Zhaojiang Lin,Yong Xu,Kai Sun,Jing Zheng,Yin Huang,Surya Teja Appini,Krish Narang,Renjie Tao,Ishan Kapil Jain,Siddhant Arora,Ruizhi Li,Yiteng Huang,Kaushik Patnaik,Wenfang Xu,Suwon Shon,Yue Liu,Ahmed A Aly,Anuj Kumar,Florian Metze,Xin Luna Dong

Wearable devices such as AI glasses are transforming voice assistants into always-available, hands-free collaborators that integrate seamlessly with daily life, but they also introduce challenges like egocentric audio affected by motion and noise, rapid micro-interactions, and the need to distinguish device-directed speech from background conversations. Existing benchmarks largely overlook these complexities, focusing instead on clean or generic conversational audio. To bridge this gap, we present WearVox, the first benchmark designed to rigorously evaluate voice assistants in realistic wearable scenarios. WearVox comprises 3,842 multi-channel, egocentric audio recordings collected via AI glasses across five diverse tasks including Search-Grounded QA, Closed-Book QA, Side-Talk Rejection, Tool Calling, and Speech Translation, spanning a wide range of indoor and outdoor environments and acoustic conditions. Each recording is accompanied by rich metadata, enabling nuanced analysis of model performance under real-world constraints. We benchmark leading proprietary and open-source speech Large Language Models (SLLMs) and find that most real-time SLLMs achieve accuracies on WearVox ranging from 29% to 59%, with substantial performance degradation on noisy outdoor audio, underscoring the difficulty and realism of the benchmark. Additionally, we conduct a case study with two new SLLMs that perform inference with single-channel and multi-channel audio, demonstrating that multi-channel audio inputs significantly enhance model robustness to environmental noise and improve discrimination between device-directed and background speech. Our results highlight the critical importance of spatial audio cues for context-aware voice assistants and establish WearVox as a comprehensive testbed for advancing wearable voice AI research.

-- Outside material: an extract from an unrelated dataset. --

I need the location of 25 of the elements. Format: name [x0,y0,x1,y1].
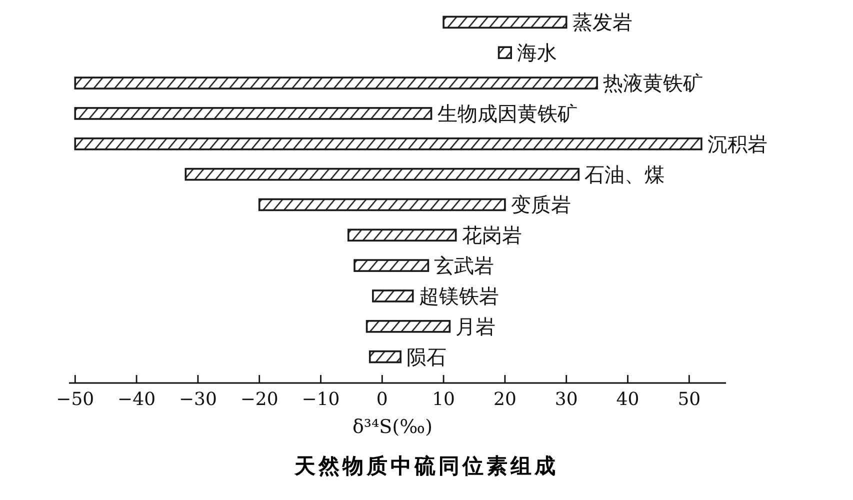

翻译：人工智能眼镜等可穿戴设备正将语音助手转变为随时可用、免提操作、无缝融入日常生活的协作伙伴，但同时也带来了诸多挑战，例如受运动和噪声影响的以自我为中心音频、快速的微交互，以及需要区分设备指向性语音与背景对话。现有基准大多忽视了这些复杂性，转而关注纯净或通用的对话音频。为弥补这一差距，我们提出了WearVox，这是首个专为严格评估现实可穿戴场景下语音助手性能而设计的基准。WearVox包含3,842条通过人工智能眼镜采集的多通道、以自我为中心音频记录，涵盖搜索增强问答、闭卷问答、侧谈拒识、工具调用和语音翻译五项多样化任务，涉及广泛的室内外环境与声学条件。每条记录均附有丰富的元数据，支持在现实约束条件下对模型性能进行细致分析。我们对领先的专有及开源语音大语言模型进行了基准测试，发现多数实时SLLM在WearVox上的准确率介于29%至59%之间，且在嘈杂的室外音频上性能显著下降，这凸显了该基准的难度与真实性。此外，我们通过两个新型SLLM进行了案例研究，分别使用单通道和多通道音频进行推理，结果表明多通道音频输入能显著增强模型对环境噪声的鲁棒性，并提升设备指向性语音与背景语音的区分能力。我们的研究结果揭示了空间音频线索对于情境感知语音助手的至关重要性，并将WearVox确立为推动可穿戴语音人工智能研究的综合性测试平台。